The triumph of those scientists who just encoded a textbook in DNA got me thinking about Christain Bök’s latest project, The Xenotext Experiment. Unfamiliar with Bök? Let me google that for you: his over-the-top efforts at constrained writing really are something to behold. Eunoia may be nigh unreadable, but it will in all likelihood remain a revered example of the sort of gems English can produce when placed under extreme pressures.
Xenotext is something else entirely. It takes words and letters and transposes them into the genetic code of an organism — in this case, Deinococcus radiodurans, a bacterium, in Bök’s words, “resistant to inhospitable environments.” Because simply encoding a poem into a microbe's genetic structure would be so one-dimensional and easy, Bök has challenged himself such that the encoded text will transform itself from one generation of the microbe to the next. That is, each generation-one letter will exchange strictly for another. In this way, each new generation of the bacterium will swap the the two twinned texts, back and forth, into eternity. How’s that for immortal poetry?
Obviously, there are only so many text strings that can be so threaded. But identifying them all and picking out the coherent ones would be hopelessly time-consuming. So Bök employs a computer program and sifts through all the potential transformations, selecting those that are appropriate for his vision. Without that program, Xenotext would require more time than a normal human, poet flaneur or otherwise, has allotted to her on this earth.
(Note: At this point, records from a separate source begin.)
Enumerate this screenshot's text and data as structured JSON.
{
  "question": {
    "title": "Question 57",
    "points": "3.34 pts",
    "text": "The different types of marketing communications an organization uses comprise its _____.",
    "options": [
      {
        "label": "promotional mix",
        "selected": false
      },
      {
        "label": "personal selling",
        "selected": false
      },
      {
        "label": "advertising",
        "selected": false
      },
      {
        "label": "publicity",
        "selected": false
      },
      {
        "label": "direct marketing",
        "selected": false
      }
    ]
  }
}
Which makes the whole enterprise of encoding a poem into the flesh of a living thing so…strange. Because it is made possible through powers that are, essentially, extrasensuous: they are computational. And, friends, computers and their algorithmic non-thinking operate in ways very different from our own primate brains. These poems are the stuff of silicone; they are so fixated on a certain iteration of a conventional structure (other silicone fixations include perfect, California-style tits and lips) that, through the use of technological enhancement, they freeze time and defy its erasing graces. Xenotext, if it were completed, would hypostatize the spelling conventions of 21st-century (Canadian) English forever in the genetic structure of a wee beasty.
Until it evolved, anyway. Metaphors of an evolutionary palimpsest anyone? Bök has already claimed the bugs were “censoring” his work.
This brings us to another poetry of the flesh. Former US Poet Laureate Robert Hass often deals with fleshly things (see “Privilege of Being”), but he remains unafraid of problems of epistemology and language, and how both relate to the genesis and continuation of convention. But he ties these deceptively rarefied topics concretely to our senses, situating them in our messy manipulations of the world. Consider “Meditation at Lagunitas.” The poem begins with a certain anxiety about the inadequacy of explanations of how a word can apply to a specific thing, and ends with the sense that this anxiety is ludicrous.
The move from anxiety to acceptance is achieved with the name of a fish. Pumpkinseed: the name itself contains the basic structure of the entire project of human interaction with the world. The act of recognizing that this or that aquatic creature resembles the seeds of a plant, and then giving it a name that fits, is analogous to recognizing any sort of likeness and codifying it in a way that can be communicated — sometimes in euphonious collections of words, sometimes in the genetic makeup of radioresistant bacteria.
The mind, the flesh, hungers after likenesses, and sometimes tongues can share them.